12/22/2008 12:00AM

Florida account-wagering agreement reached


Florida horsemen and the simulcast-marketing company owned by Churchill Downs Inc. and Magna Entertainment Corp. have reached a one-year agreement to restore the signals from Churchill's Calder Race Course and Magna's Gulfstream Park to the account-wagering platforms run by the two companies, officials for both sides said on Monday.

The deal will likely result in Calder being restored to Churchill's Twinspires.com and Magna's XpressBet on Tuesday, according to the officials.

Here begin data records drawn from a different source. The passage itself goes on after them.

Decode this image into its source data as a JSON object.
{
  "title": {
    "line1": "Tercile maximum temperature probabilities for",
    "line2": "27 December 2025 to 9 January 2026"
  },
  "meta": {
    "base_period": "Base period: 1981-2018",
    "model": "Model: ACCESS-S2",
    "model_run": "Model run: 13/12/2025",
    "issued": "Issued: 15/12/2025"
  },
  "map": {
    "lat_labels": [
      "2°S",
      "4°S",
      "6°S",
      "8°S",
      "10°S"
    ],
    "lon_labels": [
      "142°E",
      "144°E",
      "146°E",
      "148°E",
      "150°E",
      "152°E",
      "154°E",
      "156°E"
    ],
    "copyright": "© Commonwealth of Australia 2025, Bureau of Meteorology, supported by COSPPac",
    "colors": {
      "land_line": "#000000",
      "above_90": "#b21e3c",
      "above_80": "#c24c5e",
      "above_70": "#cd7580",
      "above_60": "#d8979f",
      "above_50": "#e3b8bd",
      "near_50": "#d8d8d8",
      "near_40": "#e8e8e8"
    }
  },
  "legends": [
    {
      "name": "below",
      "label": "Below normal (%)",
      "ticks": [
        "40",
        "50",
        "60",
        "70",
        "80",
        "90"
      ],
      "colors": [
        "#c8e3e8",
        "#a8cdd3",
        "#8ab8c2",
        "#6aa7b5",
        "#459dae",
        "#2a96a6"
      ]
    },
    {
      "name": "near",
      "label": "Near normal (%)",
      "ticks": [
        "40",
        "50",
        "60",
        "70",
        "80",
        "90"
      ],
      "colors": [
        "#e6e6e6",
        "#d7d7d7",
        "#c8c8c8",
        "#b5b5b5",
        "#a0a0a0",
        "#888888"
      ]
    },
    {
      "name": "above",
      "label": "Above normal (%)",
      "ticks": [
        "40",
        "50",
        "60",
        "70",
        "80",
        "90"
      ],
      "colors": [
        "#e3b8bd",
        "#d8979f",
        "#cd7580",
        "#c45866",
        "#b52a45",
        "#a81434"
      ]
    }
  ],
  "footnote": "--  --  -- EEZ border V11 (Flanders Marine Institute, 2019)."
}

Calder closes on Jan. 2, and Gulfstream - one of the most popular winter signals in the U.S. - opens on Jan. 3.

Florida's horsemen have blocked the distribution of Calder's signal to account-wagering companies since the start of Calder's meet in April, citing their dissatisfaction with the distribution of revenues from account wagering. The result has been an eight-month blackout of Calder's signal for Internet and telephone bettors and a significant decline in betting on the track's races.

According to officials for both sides, the marketing company, TrackNet, will be responsible for reaching a similar deal with the two other large national account-wagering companies, TVG and Youbet.com. However, it is unclear if the two companies will accept the deal.

Scott Daruty, the chief executive of TrackNet, said that he had talked with officials for the two companies in the past about similar deals, but had not yet offered the deal to Youbet.com and TVG officials by Monday afternoon.

"I don't know what they'll do," Daruty said. "I think it's a fair deal, so it will be up to them whether they want to accept it."

Sam Gordon, the president of the Florida Horsemen's Benevolent and Protective Association, said that the deal requires account-wagering companies to pay Calder Race Course a 7 percent fee on handle and Gulfstream Park a 9 percent fee on handle. If those numbers are accurate - Daruty would not comment on the figures, as is standard on signal rates - then it will represent a significant fee increase.

However, because Churchill and Magna own the two tracks and the simulcast-marketing partnership, their account-wagering companies will be paying their parent companies for access to the signals. In other words, the deal will be more expensive to TVG and Youbet.com than to Churchill and Magna.

In addition, the deal will restrict the live television broadcasting rights to HorseRacing TV, a channel owned by Churchill and Magna and a competitor to TVG, according to Daruty. All account-wagering platforms, however, will be able to provide live streaming of races over the Internet, Daruty said.

Officials of TVG and Youbet.com did not return phone calls on Monday.